December 26, 2006
Brooklyn Rail. Dec 06 / Jan 07.
In the new issue of the Brooklyn Rail, Matt Peterson places The Case of the Grinning Cat within the context of Chris Marker's oeuvre. The film "comes from an artist who continually challenged himself to make sure his mastery of craft - which could range from ground-breaking to mesmerizing - never overshadowed the work's content, which was often political with an unapologetically subjective commentary (and a love of cats)." Also: reviews of Michael Haneke's The Seventh Continent and Lars von Trier's Manderlay.

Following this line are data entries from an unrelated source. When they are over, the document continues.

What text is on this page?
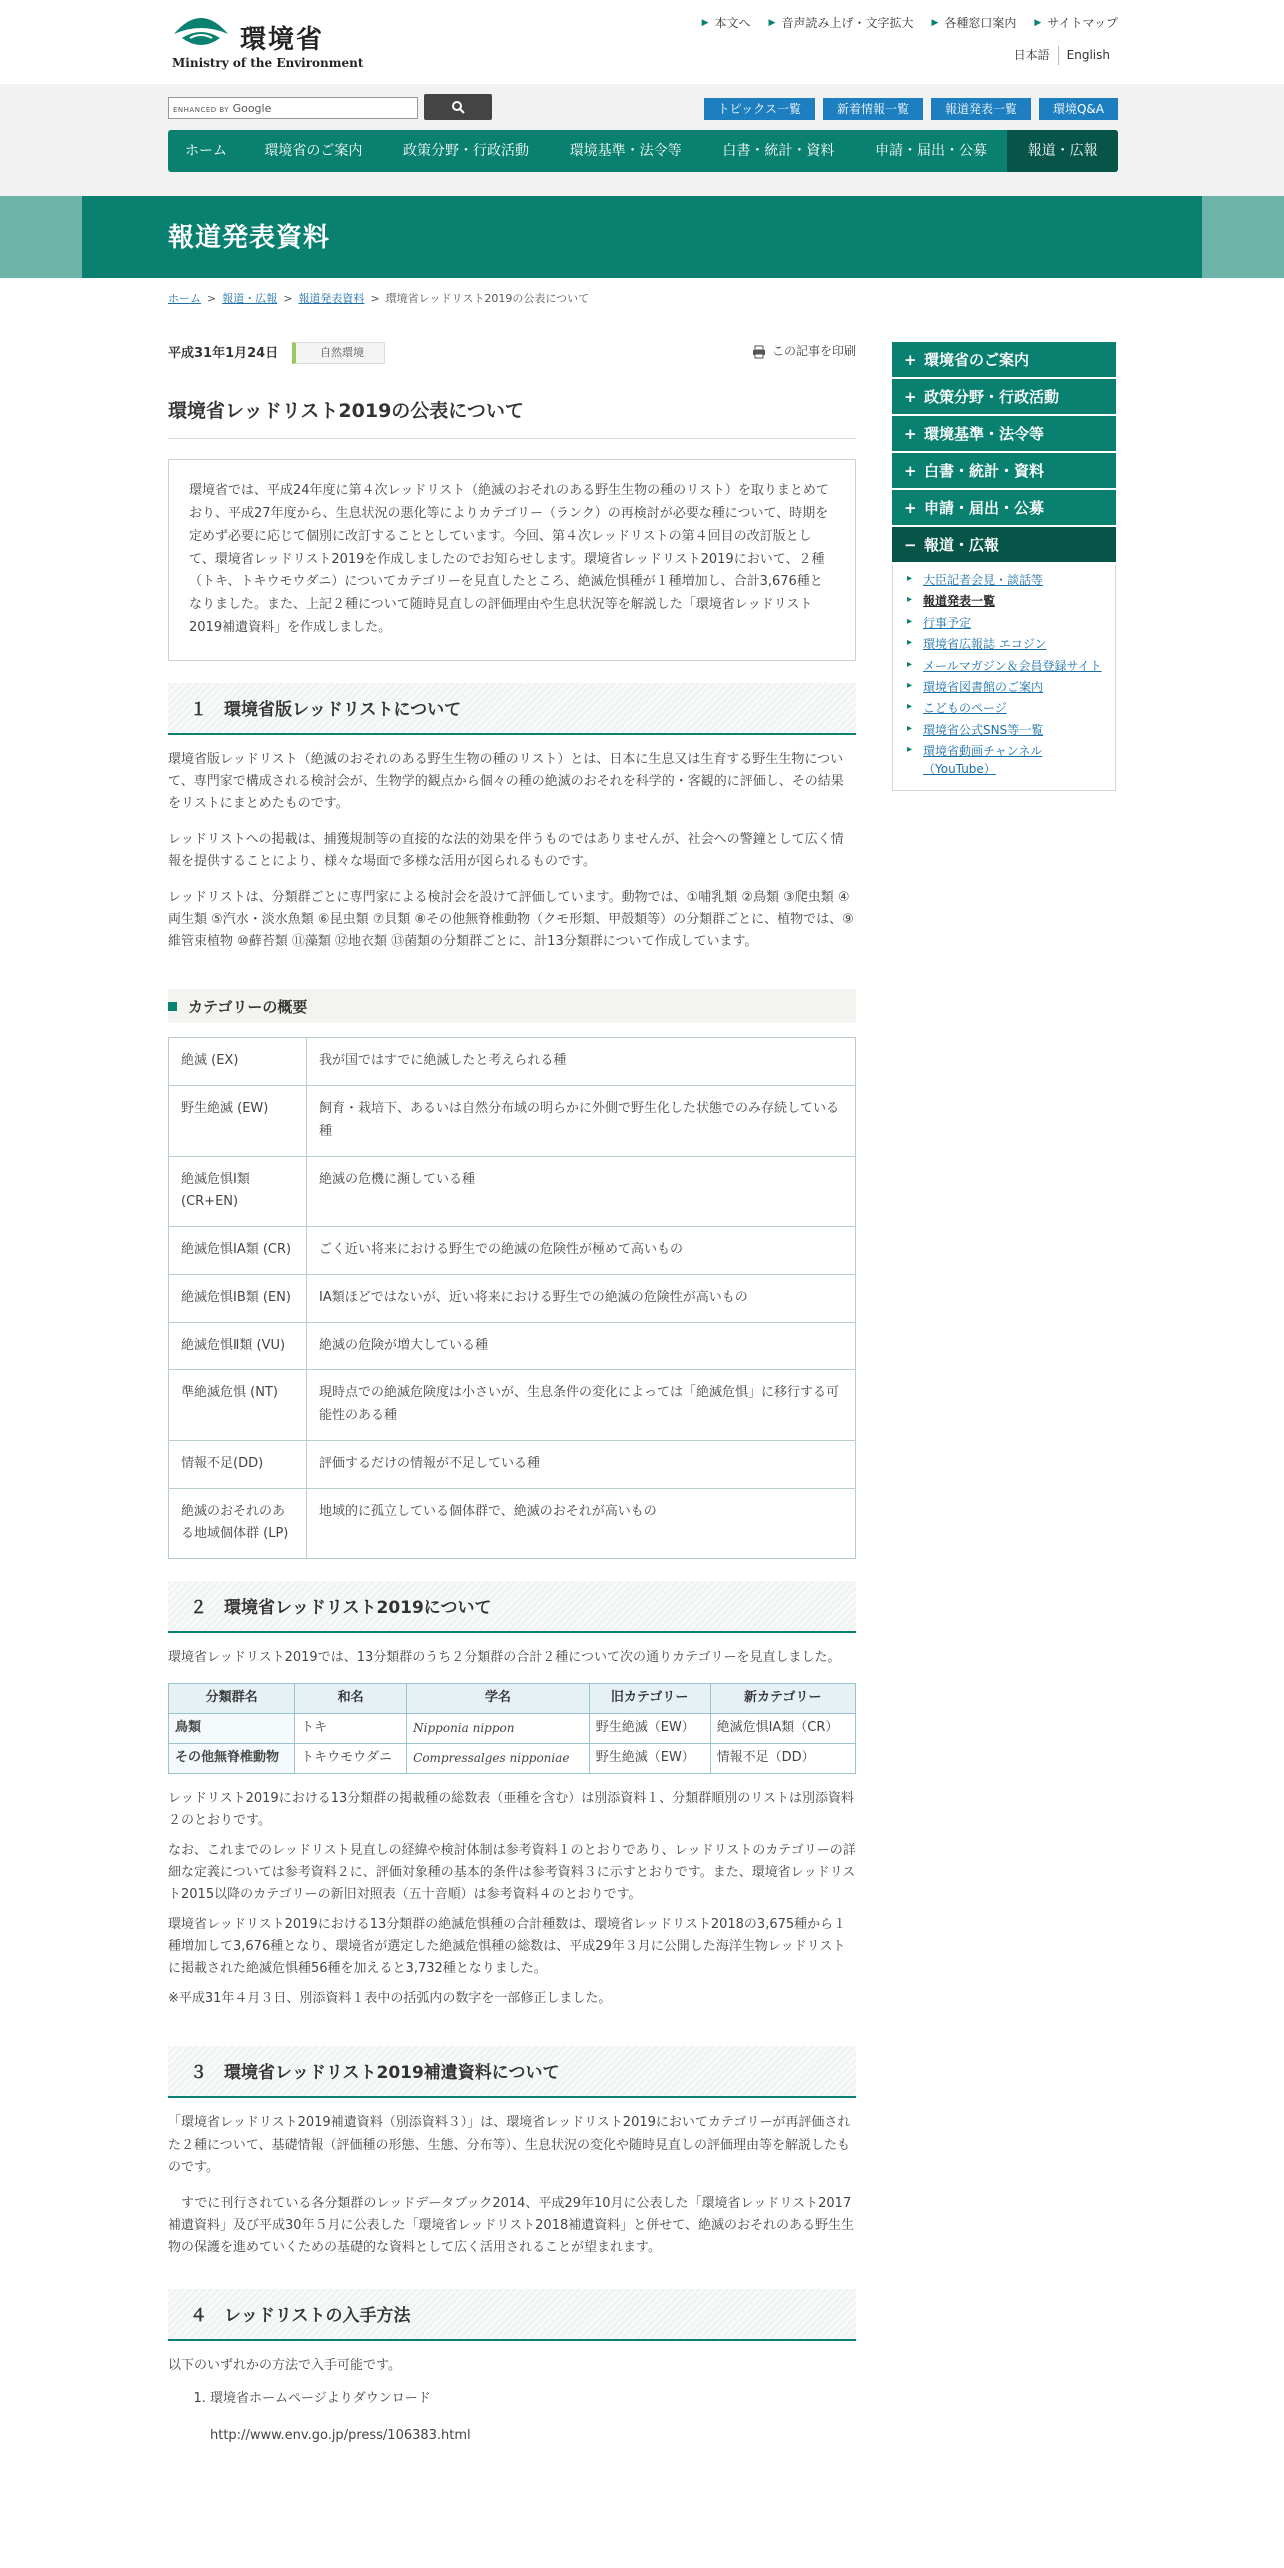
環境省
Ministry of the Environment
▶ 本文へ ▶ 音声読み上げ・文字拡大 ▶ 各種窓口案内 ▶ サイトマップ
日本語	English
ENHANCED BY Google	トピックス一覧	新着情報一覧	報道発表一覧	環境Q&A
ホーム	環境省のご案内	政策分野・行政活動	環境基準・法令等	白書・統計・資料	申請・届出・公募	報道・広報
報道発表資料
ホーム > 報道・広報 > 報道発表資料 > 環境省レッドリスト2019の公表について
平成31年1月24日	自然環境	この記事を印刷
環境省レッドリスト2019の公表について
環境省では、平成24年度に第４次レッドリスト（絶滅のおそれのある野生生物の種のリスト）を取りまとめており、平成27年度から、生息状況の悪化等によりカテゴリー（ランク）の再検討が必要な種について、時期を定めず必要に応じて個別に改訂することとしています。今回、第４次レッドリストの第４回目の改訂版として、環境省レッドリスト2019を作成しましたのでお知らせします。環境省レッドリスト2019において、２種（トキ、トキウモウダニ）についてカテゴリーを見直したところ、絶滅危惧種が１種増加し、合計3,676種となりました。また、上記２種について随時見直しの評価理由や生息状況等を解説した「環境省レッドリスト2019補遺資料」を作成しました。
１　環境省版レッドリストについて

環境省版レッドリスト（絶滅のおそれのある野生生物の種のリスト）とは、日本に生息又は生育する野生生物について、専門家で構成される検討会が、生物学的観点から個々の種の絶滅のおそれを科学的・客観的に評価し、その結果をリストにまとめたものです。

レッドリストへの掲載は、捕獲規制等の直接的な法的効果を伴うものではありませんが、社会への警鐘として広く情報を提供することにより、様々な場面で多様な活用が図られるものです。

レッドリストは、分類群ごとに専門家による検討会を設けて評価しています。動物では、①哺乳類 ②鳥類 ③爬虫類 ④両生類 ⑤汽水・淡水魚類 ⑥昆虫類 ⑦貝類 ⑧その他無脊椎動物（クモ形類、甲殻類等）の分類群ごとに、植物では、⑨維管束植物 ⑩蘚苔類 ⑪藻類 ⑫地衣類 ⑬菌類の分類群ごとに、計13分類群について作成しています。

カテゴリーの概要
絶滅 (EX)	我が国ではすでに絶滅したと考えられる種
野生絶滅 (EW)	飼育・栽培下、あるいは自然分布域の明らかに外側で野生化した状態でのみ存続している種
絶滅危惧Ⅰ類 (CR+EN)	絶滅の危機に瀕している種
絶滅危惧ⅠA類 (CR)	ごく近い将来における野生での絶滅の危険性が極めて高いもの
絶滅危惧ⅠB類 (EN)	ⅠA類ほどではないが、近い将来における野生での絶滅の危険性が高いもの
絶滅危惧Ⅱ類 (VU)	絶滅の危険が増大している種
準絶滅危惧 (NT)	現時点での絶滅危険度は小さいが、生息条件の変化によっては「絶滅危惧」に移行する可能性のある種
情報不足(DD)	評価するだけの情報が不足している種
絶滅のおそれのある地域個体群 (LP)	地域的に孤立している個体群で、絶滅のおそれが高いもの
２　環境省レッドリスト2019について

環境省レッドリスト2019では、13分類群のうち２分類群の合計２種について次の通りカテゴリーを見直しました。

分類群名	和名	学名	旧カテゴリー	新カテゴリー
鳥類	トキ	Nipponia nippon	野生絶滅（EW）	絶滅危惧ⅠA類（CR）
その他無脊椎動物	トキウモウダニ	Compressalges nipponiae	野生絶滅（EW）	情報不足（DD）

レッドリスト2019における13分類群の掲載種の総数表（亜種を含む）は別添資料１、分類群順別のリストは別添資料２のとおりです。

なお、これまでのレッドリスト見直しの経緯や検討体制は参考資料１のとおりであり、レッドリストのカテゴリーの詳細な定義については参考資料２に、評価対象種の基本的条件は参考資料３に示すとおりです。また、環境省レッドリスト2015以降のカテゴリーの新旧対照表（五十音順）は参考資料４のとおりです。

環境省レッドリスト2019における13分類群の絶滅危惧種の合計種数は、環境省レッドリスト2018の3,675種から１種増加して3,676種となり、環境省が選定した絶滅危惧種の総数は、平成29年３月に公開した海洋生物レッドリストに掲載された絶滅危惧種56種を加えると3,732種となりました。

※平成31年４月３日、別添資料１表中の括弧内の数字を一部修正しました。

３　環境省レッドリスト2019補遺資料について

「環境省レッドリスト2019補遺資料（別添資料３）」は、環境省レッドリスト2019においてカテゴリーが再評価された２種について、基礎情報（評価種の形態、生態、分布等）、生息状況の変化や随時見直しの評価理由等を解説したものです。

　すでに刊行されている各分類群のレッドデータブック2014、平成29年10月に公表した「環境省レッドリスト2017補遺資料」及び平成30年５月に公表した「環境省レッドリスト2018補遺資料」と併せて、絶滅のおそれのある野生生物の保護を進めていくための基礎的な資料として広く活用されることが望まれます。

４　レッドリストの入手方法

以下のいずれかの方法で入手可能です。

1. 環境省ホームページよりダウンロード
http://www.env.go.jp/press/106383.html
+ 環境省のご案内
+ 政策分野・行政活動
+ 環境基準・法令等
+ 白書・統計・資料
+ 申請・届出・公募
− 報道・広報
▸ 大臣記者会見・談話等
▸ 報道発表一覧
▸ 行事予定
▸ 環境省広報誌 エコジン
▸ メールマガジン＆会員登録サイト
▸ 環境省図書館のご案内
▸ こどものページ
▸ 環境省公式SNS等一覧
▸ 環境省動画チャンネル（YouTube）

David N Meyer on Casino Royale: "The message is clear: when white folks have policy goals, the Third World will just have to bear the consequences." Also, the "Leone-Sirk-O-Rama (In Thai)," Tears of the Black Tiger.
For Sara Mayeux, The Piano Tuner of Earthquakes " is not so much a movie. The earlier term 'moving picture' better captures Piano Tuner: a series of images tied loosely together by a narrative idea."
David Wilentz: "An air of simmering perversion permeates the 1968 thriller-cum-social commentary Pretty Poison."
Williams Cole: "It remains to be seen if the Borat fallout will only make people more wary than they already are to participate in documentary film. Hopefully it won't. But if it does it will be a loss that far outweighs any Cultural Learnings of America that Borat provides."
Related online listening tip. Publisher Phong Bui's been a guest on the Leonard Lopate Show.